After explaining that the other SUVs in our caravan would have stopped an hour or so back, for a bathroom and snack break, we kept on motoring down the highway so that he could show us Meidaizhao Temple, a site that obviously meant a lot to him.
We entered the temple grounds and our driver began to guide us through every detail. He was a Mongolian and a Buddhist and immensely proud of both. He explained how “dalai” was a Mongolian word meaning ocean and that the third Lama had traveled from Tibet to Mongolia at the invitation of Altan Khan, a descendant of Kublai Khan to spread Buddhism. The third Lama adopted the honorific title ‘Dalai’ bestowed on him by Khan and every Lama henceforth would be known as the Dalai Lama. This would later include Altan Khan’s own grandson, who would become the fourth Dalai Lama.
The tour was short, but it may have been the highlight of the trip, owing mainly to the passion of our driver as he played tour guide.
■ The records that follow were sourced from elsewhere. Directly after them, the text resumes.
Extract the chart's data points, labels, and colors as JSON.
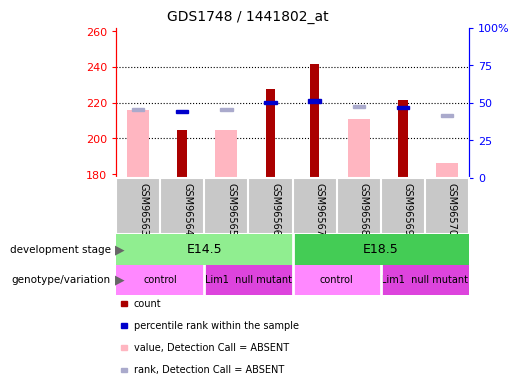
{
  "title": "GDS1748 / 1441802_at",
  "samples": [
    "GSM96563",
    "GSM96564",
    "GSM96565",
    "GSM96566",
    "GSM96567",
    "GSM96568",
    "GSM96569",
    "GSM96570"
  ],
  "ylim_left": [
    178,
    262
  ],
  "yticks_left": [
    180,
    200,
    220,
    240,
    260
  ],
  "yticks_right": [
    0,
    25,
    50,
    75,
    100
  ],
  "ytick_labels_right": [
    "0",
    "25",
    "50",
    "75",
    "100%"
  ],
  "red_bars": {
    "GSM96564": 204.5,
    "GSM96566": 227.5,
    "GSM96567": 241.5,
    "GSM96569": 221.5
  },
  "pink_bars": {
    "GSM96563": 216.0,
    "GSM96565": 204.5,
    "GSM96568": 211.0,
    "GSM96570": 186.0
  },
  "blue_squares": {
    "GSM96564": 215.0,
    "GSM96566": 220.0,
    "GSM96567": 221.0,
    "GSM96569": 217.5
  },
  "light_blue_squares": {
    "GSM96563": 216.0,
    "GSM96565": 216.0,
    "GSM96568": 218.0,
    "GSM96570": 213.0
  },
  "bar_bottom": 178,
  "red_color": "#AA0000",
  "pink_color": "#FFB6C1",
  "blue_color": "#0000CC",
  "light_blue_color": "#AAAACC",
  "dev_stage_colors": [
    "#90EE90",
    "#44CC55"
  ],
  "dev_stage_labels": [
    "E14.5",
    "E18.5"
  ],
  "dev_stage_splits": [
    4
  ],
  "geno_groups": [
    {
      "label": "control",
      "start": 0,
      "end": 2,
      "color": "#FF88FF"
    },
    {
      "label": "Lim1  null mutant",
      "start": 2,
      "end": 4,
      "color": "#DD44DD"
    },
    {
      "label": "control",
      "start": 4,
      "end": 6,
      "color": "#FF88FF"
    },
    {
      "label": "Lim1  null mutant",
      "start": 6,
      "end": 8,
      "color": "#DD44DD"
    }
  ],
  "legend_items": [
    {
      "color": "#AA0000",
      "label": "count"
    },
    {
      "color": "#0000CC",
      "label": "percentile rank within the sample"
    },
    {
      "color": "#FFB6C1",
      "label": "value, Detection Call = ABSENT"
    },
    {
      "color": "#AAAACC",
      "label": "rank, Detection Call = ABSENT"
    }
  ]
}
When we left the temple, we saw that the others had caught up to us and we headed off for some lunch before entering the desert.
Similar to how the vast plains of the steppe spread out in all directions around us, the desert seemed like an ocean of sand arranging itself in dunes on all sides. We pulled into the parking lot of a tourist company that rented out ATVs and provided camel excursions into the desert. Unfortunately, we were not here for the dune buggies, but rather the camels.
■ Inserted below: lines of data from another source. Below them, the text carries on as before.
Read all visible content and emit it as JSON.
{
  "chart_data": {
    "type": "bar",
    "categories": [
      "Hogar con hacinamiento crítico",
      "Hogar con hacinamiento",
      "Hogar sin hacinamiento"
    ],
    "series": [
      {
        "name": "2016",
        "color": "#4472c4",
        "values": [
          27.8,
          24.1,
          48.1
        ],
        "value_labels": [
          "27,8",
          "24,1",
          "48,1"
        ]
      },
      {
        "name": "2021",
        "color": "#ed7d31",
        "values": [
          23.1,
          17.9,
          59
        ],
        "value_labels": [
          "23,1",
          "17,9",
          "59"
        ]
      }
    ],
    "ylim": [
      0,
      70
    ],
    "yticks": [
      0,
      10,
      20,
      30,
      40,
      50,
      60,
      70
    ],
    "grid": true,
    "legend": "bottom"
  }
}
Camels are hideous creatures. They are ugly and have a cantankerous disposition, although it’s fairly easy to have empathy for the beasts. Much like the horses we rode the day before, these camels lived the dull life of carrying annoying Instagramming tourists a kilometer into the desert while trying to avoid the snapping baton strikes of their handler.
Our listless camels carried us out over the sand dunes to one giant heap of sand, where we took turns walking up and sledding down on metal sleds. After 20 minutes, we all had sand in every place on our body that you can think of and just as many which you can’t. Finally, the camels returned us and we piled back into the Rodeo, where I fantasized about the sand-shedding shower that awaited me during our three-hour drive back to Hohhot.